The government raised nearly VND90 billion for preservation from the state budget and entrance tickets a year, but Hai called the sum “salt in the sea” compared to the amount of work that needs to be done.
Local architects said that less than half of the temples’ wood can be reused if they are to be rebuilt.
The caretakers assigned to at some of the dilapidated temples say there’s nothing they can do to stop them from collapsing.
Local donations only meet one hundredth of the estimated construction cost, while the provincial authorities have turned a blind eye to the issue.
“Our village has called on the culture department many times but we’ve seen no restoration work started,” Tran Cong Ly, who manages An Cu temple, said.
The unique Hoang Son temple, which many consider the most beautiful in flood-prone central Vietnam, has also been left to face the weather by itself, although it became a national heritage in 1984 and was included in a 2007 restoration plan.
The temple was built in Nghe An Province in 1764 to worship a son of King Ly Thai To who ended one thousand years of Chinese occupation.
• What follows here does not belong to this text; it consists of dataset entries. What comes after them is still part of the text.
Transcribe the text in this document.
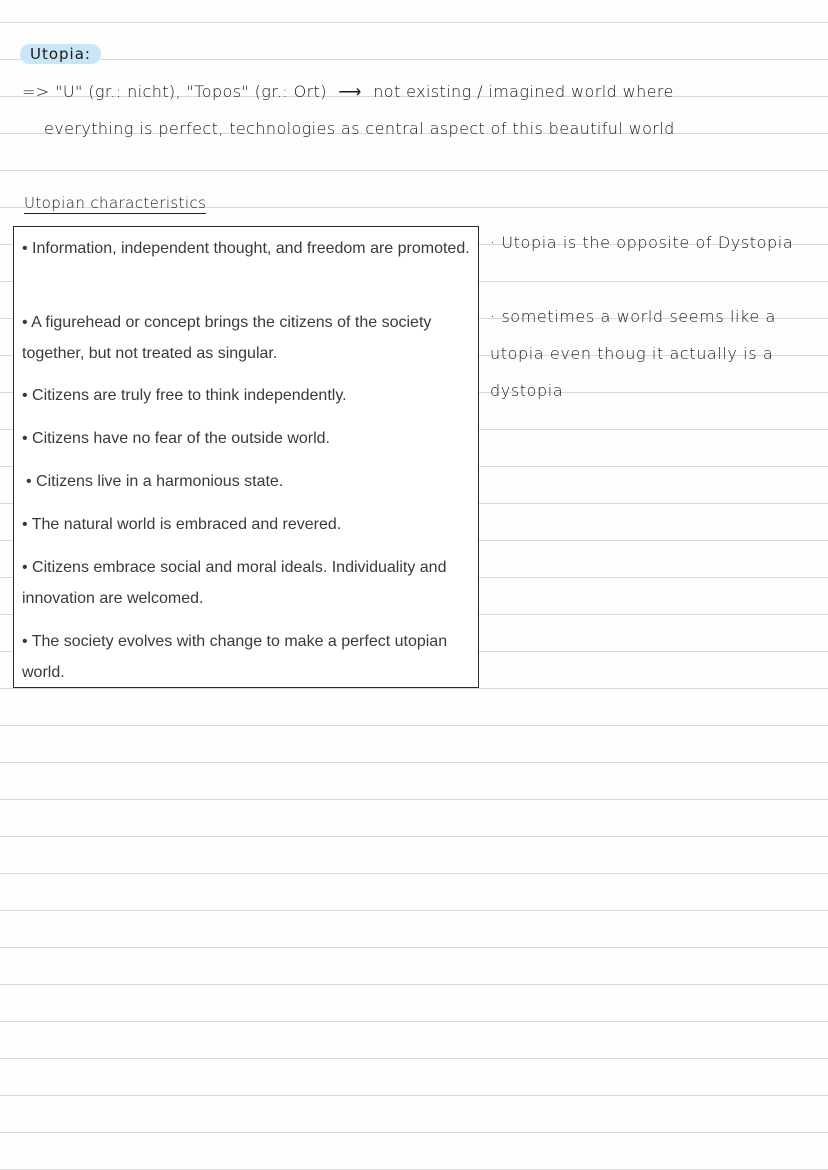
Utopia:
=> "U" (gr.: nicht), "Topos" (gr.: Ort) ⟶ not existing / imagined world where
everything is perfect, technologies as central aspect of this beautiful world
Utopian characteristics
• Information, independent thought, and freedom are promoted.
• A figurehead or concept brings the citizens of the society together, but not treated as singular.
• Citizens are truly free to think independently.
• Citizens have no fear of the outside world.
• Citizens live in a harmonious state.
• The natural world is embraced and revered.
• Citizens embrace social and moral ideals. Individuality and innovation are welcomed.
• The society evolves with change to make a perfect utopian world.
· Utopia is the opposite of Dystopia
· sometimes a world seems like a utopia even thoug it actually is a dystopia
When government support is worse
Residents in Hanoi’s ancient village of Duong Lam have condemned the VND1 billion restoration projects for each of their houses on the grounds that the money was not properly used.
Ten local houses received government restoration funds, only to watch their interior beams replaced with poor quality wood.
A village road was recently ripped up to be paved with bricks; not long after VND5 billion was purportedly spent on pasting the soil with tar.
Locals called it a wasteful joke.
Kinh, the culture academic, simly said: “Restoration that does nothing to maintain the original value means nothing.”
The projects have claimed many old trees and the bamboo thickets that once bore the hallmark of the village.
Certain portions of the road now sit 50 to 70 centimeters above the floors of the surrounding homes--leaving them heavily flooded by rain.